Saturday, October 4, 2014
West's West
The Way to the West: Essays on the Central
Plains by Elliott West (University of
New Mexico Press: Albuquerque. 1995. Pp. x, 244.) is enormously readable,
entertaining and insightful. West approaches the history of the central plains
through an inclusive methodology, masterfully incorporating environmental
history, the zoological and botanical sciences, and anthropological scholarship
into a concise narrative that feels both revolutionary and romantic: West cares
deeply about his topic, an affection that shines through his prose, while
simultaneously demonstrating that some of the “facts” we take for granted about
the history of the west are in reality poorly informed and inaccurate.
Originally a
series of lectures at the 1993 Calvin Horn Lectures on Western History and
Culture at the University of New Mexico, West’s essays focus on four separate
yet related aspects of the plains: Land, Animals, Families and Stories.
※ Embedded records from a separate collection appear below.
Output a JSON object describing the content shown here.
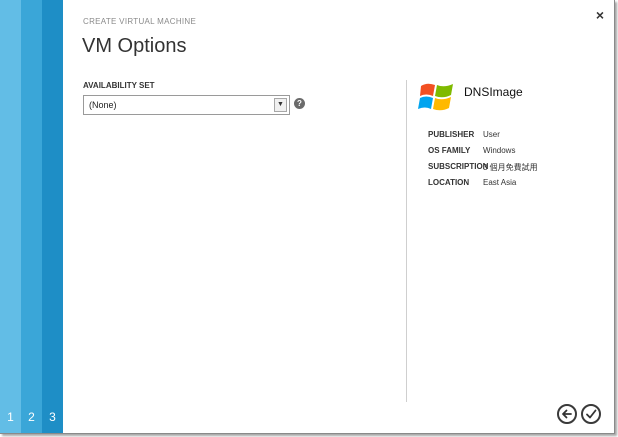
{
  "wizard": {
    "header_label": "CREATE VIRTUAL MACHINE",
    "title": "VM Options",
    "close_glyph": "×",
    "steps": [
      "1",
      "2",
      "3"
    ]
  },
  "form": {
    "availability_set_label": "AVAILABILITY SET",
    "availability_set_value": "(None)",
    "help_glyph": "?"
  },
  "image_info": {
    "name": "DNSImage",
    "logo_icon": "windows-flag-icon",
    "rows": [
      {
        "key": "PUBLISHER",
        "value": "User"
      },
      {
        "key": "OS FAMILY",
        "value": "Windows"
      },
      {
        "key": "SUBSCRIPTION",
        "value": "3 個月免費試用"
      },
      {
        "key": "LOCATION",
        "value": "East Asia"
      }
    ]
  },
  "colors": {
    "stripe_1": "#62bde6",
    "stripe_2": "#3aa6d8",
    "stripe_3": "#1e8ec6"
  }
}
Leading
off with “Land”, West examines how Native Americans and westbound settlers each
contributed to the deterioration of the plains ecosystems. Perhaps his
strongest essay of the four, this is where West deploys environmental history
and an understanding of plants and ecologies most effectively. Clearly having
done his homework, he capably and deftly surveys the information before him,
drawing convincing linkages and conclusions that appear difficult to dismiss,
such as the assertion that Native Americans probably caused more harm to the
land they depended on than the emigrants from the east, a sharp divergence from
typical blame-the-white-people tropes.
His second
essay, “Animals”, follows a similar approach to that employed in “Land”. West
shows how the crowding of Native American tribes further and further west
resulted in an increased reliance on the bison, the near-extinction of which is
another tragedy often laid at the feet of westward bound Euro-Americans, and
other fauna. He crunches the numbers, noting that there is no reasonable way
that so many millions of bison could have died in so brief a period strictly
from Indian and white hunting, offering an alternative scenario that plausibly
explains the other forces likely at work. (One bone to pick: for all his
thoroughness, West frequently refers to bison as “buffalo”. Diffen offers a
side-by-side comparison of bison versus buffalo that is very helpful – for
instance, buffalo do not have a hump and are only found in Africa and Asia –
and that shows quite incontrovertibly that bison are not buffalo.)
West delves
into the importance of families in his third essay, examining the relationships
between families, community, society and survival in the west. West considers
not only how one’s family influenced and shaped one throughout one’s lifetime,
but also how families shaped the communities and towns western emigrants
erected. He also considers how the plains and western culture reshaped some
ideas of family, demonstrating that influence flows both ways.
West
concludes with “Stories”, looking at the varied ways that the west is portrayed
in films, literature, and even in our own memories. It is an essay quite
different from the previous three, but a necessary one. I believe it is
important that historians understand how we as humans, both individually and
collectively, use history, how it affects and shapes us, and how our imperfect
memories still give history meaning in our lives and culture. Concluding his
book with such a discussion, West gives us a number of thought-provoking
nuggets to chew on, including our assumptions that the west is devoid of
history (never mind the thousands of years of aboriginal culture predating the
European invasion) and free from eastern corruption and history (we simply
brought that with us).
In all, a
deceptively easy to read work with some hard-hitting, new evidence and
assertions to offer the historiography of the west.